'At noon, darkness came over the whole land until three in the afternoon. And at three in the afternoon Jesus cried out in a loud voice, “Eloi, Eloi, lema sabachthani?” (which means “My God, my God, why have you forsaken me?”).
When some of those standing near heard this, they said, “Listen, he’s calling Elijah.”
Someone ran, filled a sponge with wine vinegar, put it on a staff, and offered it to Jesus to drink. “Now leave him alone. Let’s see if Elijah comes to take him down,” he said.
With a loud cry, Jesus breathed his last.
The curtain of the temple was torn in two from top to bottom. And when the centurion, who stood there in front of Jesus, saw how he died, he said, “Surely this man was the Son of God!”

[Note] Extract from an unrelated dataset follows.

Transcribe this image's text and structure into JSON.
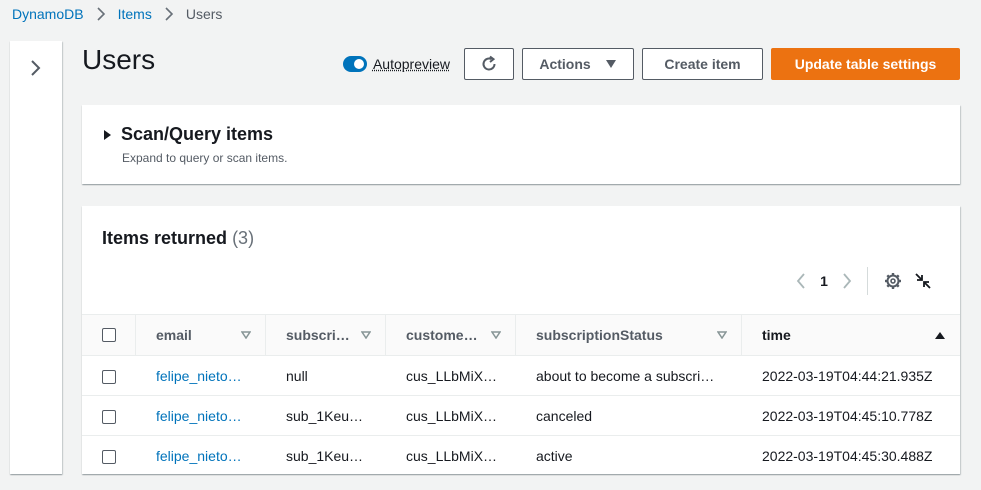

Some women were watching from a distance. Among them were Mary Magdalene, Mary the mother of James the younger and of Joseph, and Salome. In Galilee these women had followed him and cared for his needs. Many other women who had come up with him to Jerusalem were also there.
It was Preparation Day (that is, the day before the Sabbath). So as evening approached, Joseph of Arimathea, a prominent member of the Council, who was himself waiting for the kingdom of God, went boldly to Pilate and asked for Jesus’ body. Pilate was surprised to hear that he was already dead. Summoning the centurion, he asked him if Jesus had already died. When he learned from the centurion that it was so, he gave the body to Joseph. So Joseph bought some linen cloth, took down the body, wrapped it in the linen, and placed it in a tomb cut out of rock. Then he rolled a stone against the entrance of the tomb. Mary Magdalene and Mary the mother of Joseph saw where he was laid.'
300 bodies, anonymous and far from home, laid out in rows in a sports hall. Before migrant drownings in the Mediterranean became almost commonplace, that image really struck me and comes to mind today as I reflect on the cross.
Jesus on the cross demolishes the wall between us and God. Through him, we become citizens of the kingdom of God: the ultimate ‘durable solution’ if we articulate the gospel in refugee policy terms.
Yet this comes about in the most upside-down of ways as God chose the weak things of the world to shame the strong. Taken at face value, the cross was a failure; just another body, shamed and abandoned.
How many refugees, I wonder, would readily claim Jesus’ words of abandonment as their own? My God, my God, why have you forsaken me?
Yet, at a time of definitive abandonment for Jesus, some people remained. Mary, Mary and Salome, and other women who had followed him and cared for his needs after he had welcomed and valued them, and Joseph who was waiting for the kingdom.
Who knows how much they really grasped that side of the cross, but they knew enough to be there and to align themselves with Jesus at his crucifixion, bestowing dignity on him in death as they had in life when they had clothed him and fed him.
Unlike them, we weren’t there in person and we can’t actually do these things for Jesus. But, as we reflect today on the cross - the means by which citizenship of the kingdom is bestowed on the undeserving likes of us - we can nevertheless heed Jesus’ call to do them for others.
Because the things we do for the least of these, including for those migrants dehumanised and ignored by our society, we do for him.